Saturday, May 2, 2009

Waving to the Circus Leaving Town

The volume, for the moment, has dialed down. Three weeks after the Iowa State Supreme Court ruled that denying same-sex couples the right to marry was unconstitutional, and five days after those marriage licenses began being issued, the deafening euphoria from the one side has settled into a wide grin, while the apoplectic outrage on the other has focused into teeth-gritting mutters. The week began with plenty of media attention -- from all over the world -- and ended today with a story about out-of-staters filling a bus to Iowa City for a group ceremony and a few hours of wedded bliss before returning home to Missouri where their licenses would be worth about as much as the subscription cards that fall out of magazines. In between we have been subjected to various opinion pieces in the paper and incendiary letters to the editor (I wrote one myself, though it didn't make the cut), and human interest stories on the 6 o'clock news.

Gradually, though, life has moved on. This is, after all, Iowa. A wise and seasoned matter-of-factness dominates most of our days here that isn't disrupted for very long. Five days into marriage equality, the sky hasn't fallen. The rivers rose but didn't overflow, five inches of rain notwithstanding; the trees still blossomed, the banks still opened, no one turned into a pillar of salt, and no sinkhole opened up to transport the state directly to the Hell that some had predicted. If the company that I keep is any representative sampling, heterosexuals have discerned no change in the relative value or significance of their own marriages, and most have already shifted their attentions to the more mundane business of daily living.

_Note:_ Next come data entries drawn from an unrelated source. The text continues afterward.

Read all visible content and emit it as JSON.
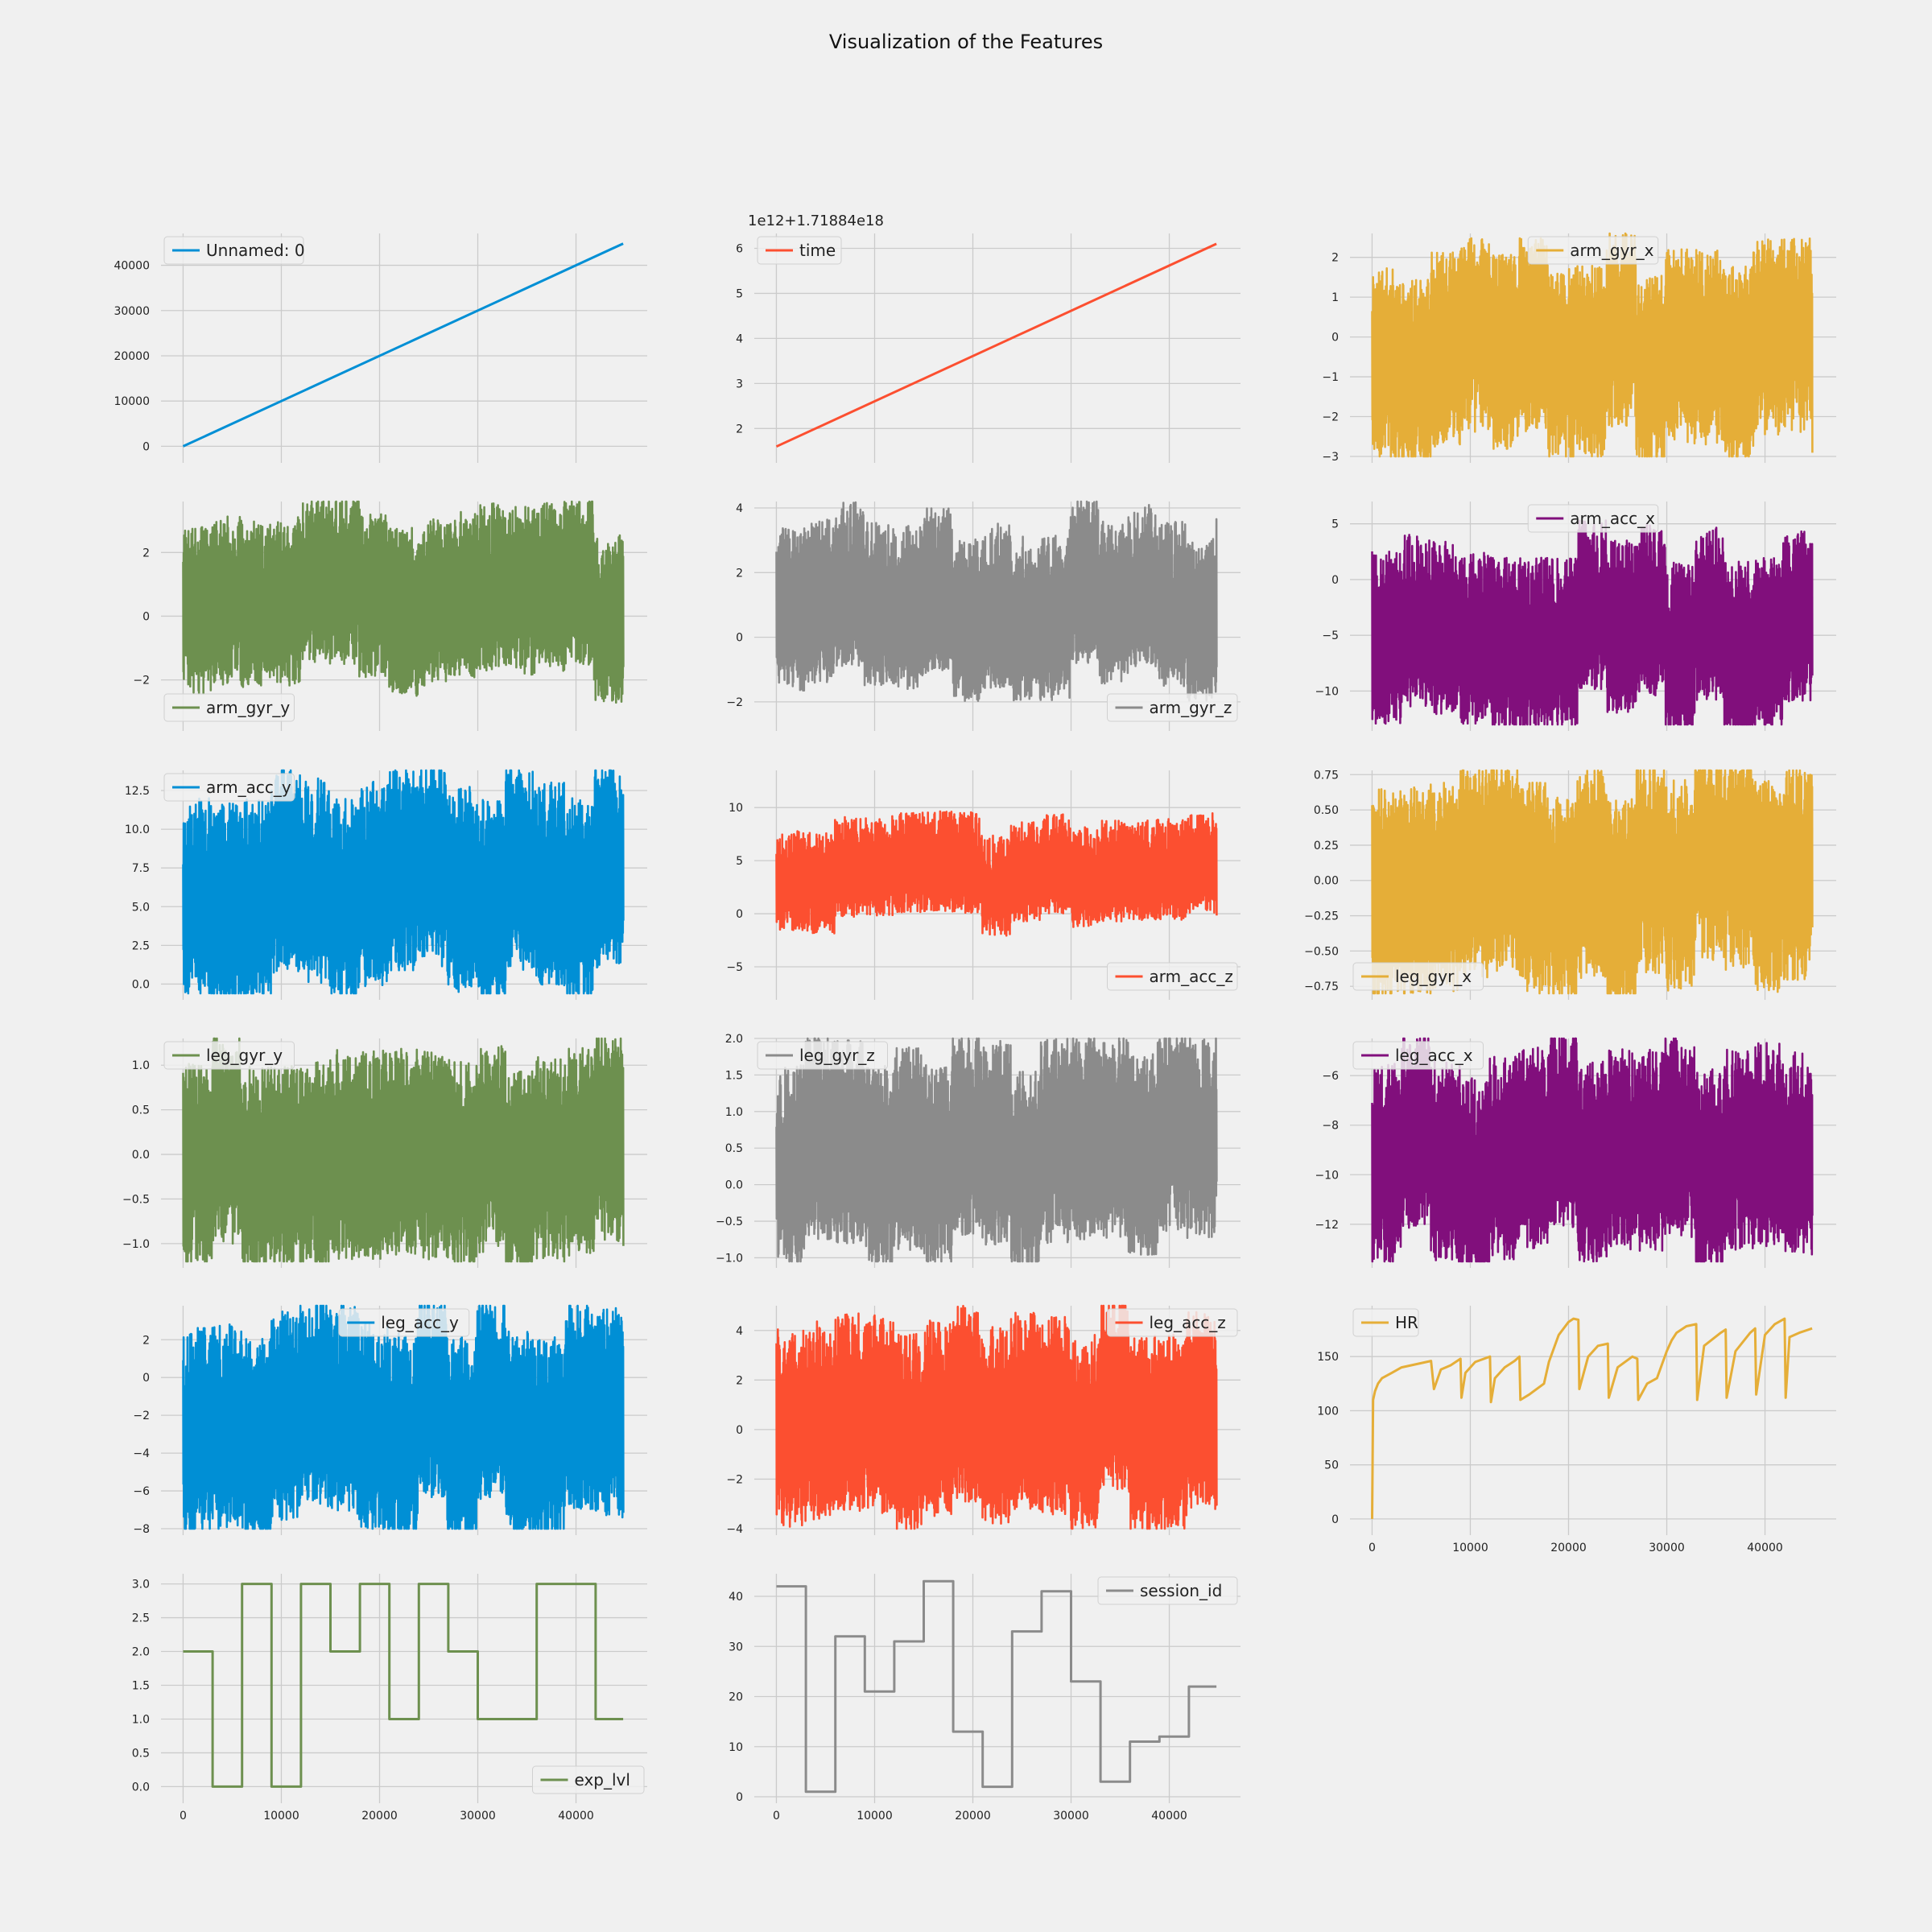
{
  "title": "Visualization of the Features",
  "x_ticks": [
    0,
    10000,
    20000,
    30000,
    40000
  ],
  "x_tick_labels": [
    "0",
    "10000",
    "20000",
    "30000",
    "40000"
  ],
  "x_range": [
    -2250,
    47250
  ],
  "chart_data": [
    {
      "id": "unnamed0",
      "type": "line",
      "row": 0,
      "col": 0,
      "series": [
        {
          "name": "Unnamed: 0"
        }
      ],
      "color": "#008fd5",
      "pattern": "linear",
      "x": [
        0,
        44800
      ],
      "y": [
        0,
        44800
      ],
      "ylim": [
        -2240,
        47040
      ],
      "yticks": [
        0,
        10000,
        20000,
        30000,
        40000
      ],
      "ytick_labels": [
        "0",
        "10000",
        "20000",
        "30000",
        "40000"
      ],
      "legend_loc": "upper left",
      "show_xticks": false
    },
    {
      "id": "time",
      "type": "line",
      "row": 0,
      "col": 1,
      "series": [
        {
          "name": "time"
        }
      ],
      "color": "#fc4f30",
      "pattern": "linear",
      "x": [
        0,
        44800
      ],
      "y": [
        1.6,
        6.1
      ],
      "ylim": [
        1.38,
        6.33
      ],
      "yticks": [
        2,
        3,
        4,
        5,
        6
      ],
      "ytick_labels": [
        "2",
        "3",
        "4",
        "5",
        "6"
      ],
      "legend_loc": "upper left",
      "offset_text": "1e12+1.71884e18",
      "show_xticks": false
    },
    {
      "id": "arm_gyr_x",
      "type": "line",
      "row": 0,
      "col": 2,
      "series": [
        {
          "name": "arm_gyr_x"
        }
      ],
      "color": "#e5ae38",
      "pattern": "noise",
      "seed": 11,
      "x": [
        0,
        44800
      ],
      "center": -0.25,
      "amp_lo": 2.6,
      "amp_hi": 2.3,
      "ylim": [
        -3.0,
        2.6
      ],
      "yticks": [
        -3,
        -2,
        -1,
        0,
        1,
        2
      ],
      "ytick_labels": [
        "−3",
        "−2",
        "−1",
        "0",
        "1",
        "2"
      ],
      "legend_loc": "upper center",
      "show_xticks": false
    },
    {
      "id": "arm_gyr_y",
      "type": "line",
      "row": 1,
      "col": 0,
      "series": [
        {
          "name": "arm_gyr_y"
        }
      ],
      "color": "#6d904f",
      "pattern": "noise",
      "seed": 23,
      "x": [
        0,
        44800
      ],
      "center": 0.4,
      "amp_lo": 2.5,
      "amp_hi": 2.8,
      "ylim": [
        -3.4,
        3.6
      ],
      "yticks": [
        -2,
        0,
        2
      ],
      "ytick_labels": [
        "−2",
        "0",
        "2"
      ],
      "legend_loc": "lower left",
      "show_xticks": false
    },
    {
      "id": "arm_gyr_z",
      "type": "line",
      "row": 1,
      "col": 1,
      "series": [
        {
          "name": "arm_gyr_z"
        }
      ],
      "color": "#8b8b8b",
      "pattern": "noise",
      "seed": 37,
      "x": [
        0,
        44800
      ],
      "center": 0.6,
      "amp_lo": 2.0,
      "amp_hi": 3.1,
      "ylim": [
        -2.7,
        4.2
      ],
      "yticks": [
        -2,
        0,
        2,
        4
      ],
      "ytick_labels": [
        "−2",
        "0",
        "2",
        "4"
      ],
      "legend_loc": "lower right",
      "show_xticks": false
    },
    {
      "id": "arm_acc_x",
      "type": "line",
      "row": 1,
      "col": 2,
      "series": [
        {
          "name": "arm_acc_x"
        }
      ],
      "color": "#810f7c",
      "pattern": "noise",
      "seed": 41,
      "x": [
        0,
        44800
      ],
      "center": -5.5,
      "amp_lo": 6.5,
      "amp_hi": 9.0,
      "ylim": [
        -13.0,
        7.0
      ],
      "yticks": [
        -10,
        -5,
        0,
        5
      ],
      "ytick_labels": [
        "−10",
        "−5",
        "0",
        "5"
      ],
      "legend_loc": "upper center",
      "show_xticks": false
    },
    {
      "id": "arm_acc_y",
      "type": "line",
      "row": 2,
      "col": 0,
      "series": [
        {
          "name": "arm_acc_y"
        }
      ],
      "color": "#008fd5",
      "pattern": "noise",
      "seed": 53,
      "x": [
        0,
        44800
      ],
      "center": 5.5,
      "amp_lo": 5.8,
      "amp_hi": 7.5,
      "ylim": [
        -0.6,
        13.8
      ],
      "yticks": [
        0,
        2.5,
        5,
        7.5,
        10,
        12.5
      ],
      "ytick_labels": [
        "0.0",
        "2.5",
        "5.0",
        "7.5",
        "10.0",
        "12.5"
      ],
      "legend_loc": "upper left",
      "show_xticks": false
    },
    {
      "id": "arm_acc_z",
      "type": "line",
      "row": 2,
      "col": 1,
      "series": [
        {
          "name": "arm_acc_z"
        }
      ],
      "color": "#fc4f30",
      "pattern": "noise",
      "seed": 67,
      "x": [
        0,
        44800
      ],
      "center": 3.0,
      "amp_lo": 4.0,
      "amp_hi": 5.5,
      "ylim": [
        -7.5,
        13.5
      ],
      "yticks": [
        -5,
        0,
        5,
        10
      ],
      "ytick_labels": [
        "−5",
        "0",
        "5",
        "10"
      ],
      "legend_loc": "lower right",
      "show_xticks": false
    },
    {
      "id": "leg_gyr_x",
      "type": "line",
      "row": 2,
      "col": 2,
      "series": [
        {
          "name": "leg_gyr_x"
        }
      ],
      "color": "#e5ae38",
      "pattern": "noise",
      "seed": 71,
      "x": [
        0,
        44800
      ],
      "center": 0.05,
      "amp_lo": 0.8,
      "amp_hi": 0.7,
      "ylim": [
        -0.8,
        0.78
      ],
      "yticks": [
        -0.75,
        -0.5,
        -0.25,
        0,
        0.25,
        0.5,
        0.75
      ],
      "ytick_labels": [
        "−0.75",
        "−0.50",
        "−0.25",
        "0.00",
        "0.25",
        "0.50",
        "0.75"
      ],
      "legend_loc": "lower left",
      "show_xticks": false
    },
    {
      "id": "leg_gyr_y",
      "type": "line",
      "row": 3,
      "col": 0,
      "series": [
        {
          "name": "leg_gyr_y"
        }
      ],
      "color": "#6d904f",
      "pattern": "noise",
      "seed": 83,
      "x": [
        0,
        44800
      ],
      "center": 0.0,
      "amp_lo": 1.15,
      "amp_hi": 1.2,
      "ylim": [
        -1.2,
        1.3
      ],
      "yticks": [
        -1.0,
        -0.5,
        0,
        0.5,
        1.0
      ],
      "ytick_labels": [
        "−1.0",
        "−0.5",
        "0.0",
        "0.5",
        "1.0"
      ],
      "legend_loc": "upper left",
      "show_xticks": false
    },
    {
      "id": "leg_gyr_z",
      "type": "line",
      "row": 3,
      "col": 1,
      "series": [
        {
          "name": "leg_gyr_z"
        }
      ],
      "color": "#8b8b8b",
      "pattern": "noise",
      "seed": 97,
      "x": [
        0,
        44800
      ],
      "center": 0.35,
      "amp_lo": 1.3,
      "amp_hi": 1.5,
      "ylim": [
        -1.05,
        2.0
      ],
      "yticks": [
        -1.0,
        -0.5,
        0,
        0.5,
        1.0,
        1.5,
        2.0
      ],
      "ytick_labels": [
        "−1.0",
        "−0.5",
        "0.0",
        "0.5",
        "1.0",
        "1.5",
        "2.0"
      ],
      "legend_loc": "upper left",
      "show_xticks": false
    },
    {
      "id": "leg_acc_x",
      "type": "line",
      "row": 3,
      "col": 2,
      "series": [
        {
          "name": "leg_acc_x"
        }
      ],
      "color": "#810f7c",
      "pattern": "noise",
      "seed": 101,
      "x": [
        0,
        44800
      ],
      "center": -9.5,
      "amp_lo": 3.7,
      "amp_hi": 4.5,
      "ylim": [
        -13.5,
        -4.5
      ],
      "yticks": [
        -12,
        -10,
        -8,
        -6
      ],
      "ytick_labels": [
        "−12",
        "−10",
        "−8",
        "−6"
      ],
      "legend_loc": "upper left",
      "show_xticks": false
    },
    {
      "id": "leg_acc_y",
      "type": "line",
      "row": 4,
      "col": 0,
      "series": [
        {
          "name": "leg_acc_y"
        }
      ],
      "color": "#008fd5",
      "pattern": "noise",
      "seed": 113,
      "x": [
        0,
        44800
      ],
      "center": -2.5,
      "amp_lo": 5.3,
      "amp_hi": 5.8,
      "ylim": [
        -8.0,
        3.8
      ],
      "yticks": [
        -8,
        -6,
        -4,
        -2,
        0,
        2
      ],
      "ytick_labels": [
        "−8",
        "−6",
        "−4",
        "−2",
        "0",
        "2"
      ],
      "legend_loc": "upper center",
      "show_xticks": false
    },
    {
      "id": "leg_acc_z",
      "type": "line",
      "row": 4,
      "col": 1,
      "series": [
        {
          "name": "leg_acc_z"
        }
      ],
      "color": "#fc4f30",
      "pattern": "noise",
      "seed": 127,
      "x": [
        0,
        44800
      ],
      "center": 0.0,
      "amp_lo": 3.5,
      "amp_hi": 4.5,
      "ylim": [
        -4.0,
        5.0
      ],
      "yticks": [
        -4,
        -2,
        0,
        2,
        4
      ],
      "ytick_labels": [
        "−4",
        "−2",
        "0",
        "2",
        "4"
      ],
      "legend_loc": "upper right",
      "show_xticks": false
    },
    {
      "id": "hr",
      "type": "line",
      "row": 4,
      "col": 2,
      "series": [
        {
          "name": "HR"
        }
      ],
      "color": "#e5ae38",
      "pattern": "polyline",
      "x": [
        0,
        100,
        300,
        600,
        1000,
        2000,
        3000,
        4500,
        6000,
        6300,
        7000,
        8000,
        9000,
        9100,
        9500,
        10500,
        12000,
        12100,
        12500,
        13500,
        14500,
        15000,
        15100,
        16000,
        17500,
        18000,
        19000,
        20000,
        20500,
        21000,
        21100,
        22000,
        23000,
        24000,
        24100,
        25000,
        26500,
        27000,
        27100,
        28000,
        29000,
        30000,
        30500,
        31000,
        32000,
        33000,
        33100,
        33800,
        35500,
        36000,
        36100,
        37000,
        38500,
        39000,
        39100,
        40000,
        41000,
        42000,
        42100,
        42500,
        43500,
        44800
      ],
      "y": [
        0,
        110,
        118,
        125,
        130,
        135,
        140,
        143,
        146,
        120,
        138,
        142,
        148,
        112,
        135,
        145,
        150,
        108,
        130,
        140,
        146,
        150,
        110,
        115,
        125,
        145,
        170,
        182,
        185,
        184,
        120,
        150,
        160,
        162,
        112,
        140,
        150,
        148,
        110,
        125,
        130,
        155,
        165,
        172,
        178,
        180,
        110,
        160,
        172,
        175,
        112,
        155,
        172,
        176,
        115,
        170,
        180,
        185,
        112,
        168,
        172,
        176
      ],
      "ylim": [
        -9,
        197
      ],
      "yticks": [
        0,
        50,
        100,
        150
      ],
      "ytick_labels": [
        "0",
        "50",
        "100",
        "150"
      ],
      "legend_loc": "upper left",
      "show_xticks": true
    },
    {
      "id": "exp_lvl",
      "type": "line",
      "row": 5,
      "col": 0,
      "series": [
        {
          "name": "exp_lvl"
        }
      ],
      "color": "#6d904f",
      "pattern": "step",
      "x": [
        0,
        3000,
        3000,
        6000,
        6000,
        9000,
        9000,
        12000,
        12000,
        15000,
        15000,
        18000,
        18000,
        21000,
        21000,
        24000,
        24000,
        27000,
        27000,
        30000,
        30000,
        36000,
        36000,
        42000,
        42000,
        44800
      ],
      "y": [
        2,
        2,
        0,
        0,
        3,
        3,
        0,
        0,
        3,
        3,
        2,
        2,
        3,
        3,
        1,
        1,
        3,
        3,
        2,
        2,
        1,
        1,
        3,
        3,
        1,
        1
      ],
      "ylim": [
        -0.15,
        3.15
      ],
      "yticks": [
        0,
        0.5,
        1.0,
        1.5,
        2.0,
        2.5,
        3.0
      ],
      "ytick_labels": [
        "0.0",
        "0.5",
        "1.0",
        "1.5",
        "2.0",
        "2.5",
        "3.0"
      ],
      "legend_loc": "lower right",
      "show_xticks": true
    },
    {
      "id": "session_id",
      "type": "line",
      "row": 5,
      "col": 1,
      "series": [
        {
          "name": "session_id"
        }
      ],
      "color": "#8b8b8b",
      "pattern": "step",
      "x": [
        0,
        3000,
        3000,
        6000,
        6000,
        9000,
        9000,
        12000,
        12000,
        15000,
        15000,
        18000,
        18000,
        21000,
        21000,
        24000,
        24000,
        27000,
        27000,
        30000,
        30000,
        33000,
        33000,
        36000,
        36000,
        39000,
        39000,
        42000,
        42000,
        44800
      ],
      "y": [
        42,
        42,
        1,
        1,
        32,
        32,
        21,
        21,
        31,
        31,
        43,
        43,
        13,
        13,
        2,
        2,
        33,
        33,
        41,
        41,
        23,
        23,
        3,
        3,
        11,
        11,
        12,
        12,
        22,
        22
      ],
      "ylim": [
        0,
        44.5
      ],
      "yticks": [
        0,
        10,
        20,
        30,
        40
      ],
      "ytick_labels": [
        "0",
        "10",
        "20",
        "30",
        "40"
      ],
      "legend_loc": "upper right",
      "show_xticks": true
    }
  ]
}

I'm not surprised. It reminds me of the distressed conversation I pressed one evening at church camp several decades ago with a wise mentor after the particularly glorious religious experience of the day before hadn't sustained itself throughout the day following. "You can't live on a mountaintop forever," he sagely observed. "Among other things, your body couldn't take it."

Life, in other words, is not one long succession of flash points, nor is it an endless constellation of "issues." I know some people who try to make it that way, but theirs is a tiny audience. Most of us pour our breakfast cereal, pump our gas, pay our bills, brush our teeth, and pull on our pajamas without much sense of drama. Sure, we can get worked up, but few of us stay that way, and most who do are simply annoying. Life is too short for that -- or, as another wise friend once countered, "Life is too long for that."

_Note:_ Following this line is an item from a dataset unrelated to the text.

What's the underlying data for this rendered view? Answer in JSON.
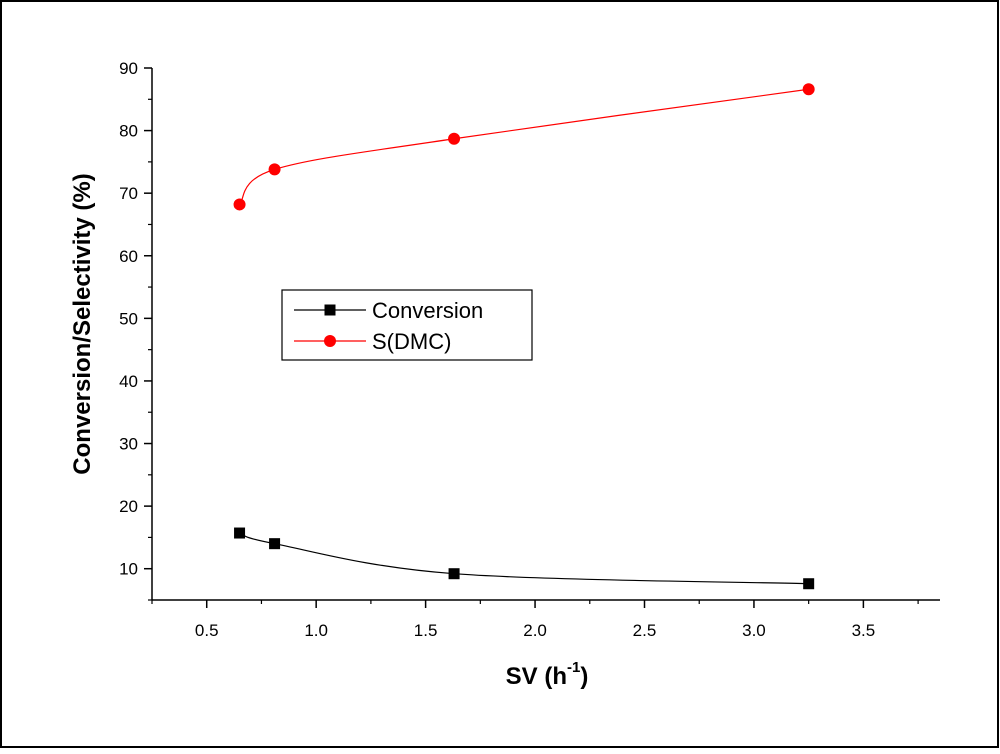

I'm sure there will be more letters to the editor, and television stations won't let the sensation drop without a fight. But most of us here will simply go on living -- agreeing or disagreeing, but with more pressing things to do, not making a fuss one way or the other.

2 comments:

Mark Denton said...

Hey, Tim, are ever gonna blog again?

Seriously, I missed seeing you at the Festival of Homiletics in Atlanta last week. It was wonderful.

Tim Diebel said...

I know, I know. That dry creaking sound is my writing hand trying to break out of atrophy.